Cabaztaxel is a new chemotherapy for prostate cancer recently approved by the FDA.

A recent multicenter phase 3 clinical trial showed that cabazitaxel (Jevtana® Injection, Sanofi-Aventis) prolongs survival among patients with castrationresistant prostate cancer whose cancer also progressed following treatment with the one other approved chemotherapy agent, docetaxel (Taxotere).

The researchers reported, “It is the first treatment to show a survival benefit to patients with metastatic castrateresistant prostate cancer after failure of docetaxel-based therapy.”

Patients treated with cabazitaxel survived a mean of 15 months compared with 12.7 months with mitoxantrone plus prednisone, the control treatment in the clinical trial. Also, patients receiving cabazitaxel showed a significant improvement in cancer shrinkage and cancer progression rates.

Cabazitaxel appears to be more toxic than docetaxel, with some patients dying from drug-related toxicity. More than half of patients had severe lowering of their white blood cell counts. Other worrisome toxic symptoms included a persistent neuropathy.

Since there is no FDA-approved drug for cancer progression after docetaxel, researchers stated that cabazitaxel will likely become the standard of treatment after docetaxel.

However, other studies have shown that a similar proportion of patients who have stopped responding to docetaxel will, after a drug holiday, respond again to re-treatment with docetaxel.
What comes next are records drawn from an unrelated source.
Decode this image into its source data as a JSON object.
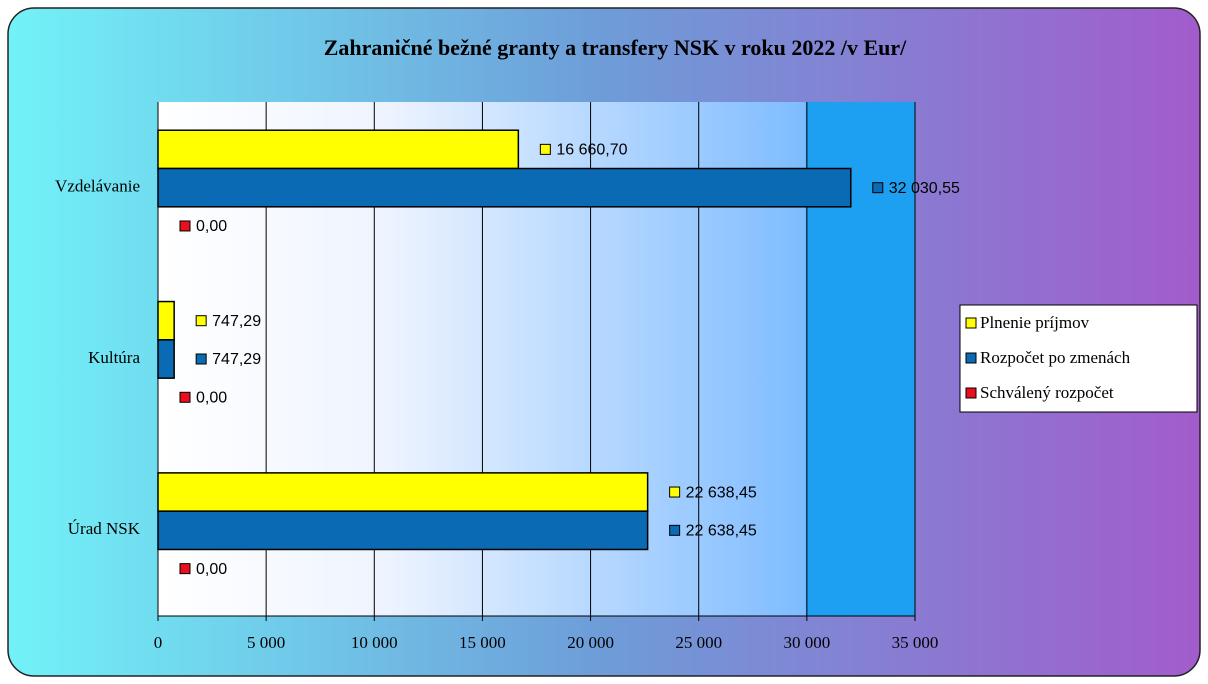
{
  "chart_data": {
    "type": "hbar",
    "title": "Zahraničné  bežné granty a transfery NSK v roku 2022   /v Eur/",
    "categories": [
      "Vzdelávanie",
      "Kultúra",
      "Úrad NSK"
    ],
    "series": [
      {
        "name": "Plnenie príjmov",
        "color": "#ffff00",
        "values": [
          16660.7,
          747.29,
          22638.45
        ],
        "value_labels": [
          "16 660,70",
          "747,29",
          "22 638,45"
        ]
      },
      {
        "name": "Rozpočet po zmenách",
        "color": "#0a6ab4",
        "values": [
          32030.55,
          747.29,
          22638.45
        ],
        "value_labels": [
          "32 030,55",
          "747,29",
          "22 638,45"
        ]
      },
      {
        "name": "Schválený rozpočet",
        "color": "#e8101c",
        "values": [
          0,
          0,
          0
        ],
        "value_labels": [
          "0,00",
          "0,00",
          "0,00"
        ]
      }
    ],
    "xlim": [
      0,
      35000
    ],
    "xticks": [
      0,
      {
        "value": 5000,
        "label": "5 000"
      },
      {
        "value": 10000,
        "label": "10 000"
      },
      {
        "value": 15000,
        "label": "15 000"
      },
      {
        "value": 20000,
        "label": "20 000"
      },
      {
        "value": 25000,
        "label": "25 000"
      },
      {
        "value": 30000,
        "label": "30 000"
      },
      {
        "value": 35000,
        "label": "35 000"
      }
    ],
    "grid": true,
    "legend": "right"
  }
}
Thus, it is possible that some patients might benefit from retreatment with the less toxic (and probably less expensive) docetaxel rather than being switched immediately to cabazitaxel.

If cabazitaxel is promoted as the next step after resistance to docetaxel, patients will most likely be switched to it. They will be getting a more toxic, more expensive drug when they might respond to retreatment with docetaxel.

Both docetaxel and cabazitaxel are manufactured by Sanofi-Aventis; the patent on docetaxel will run out in the near future.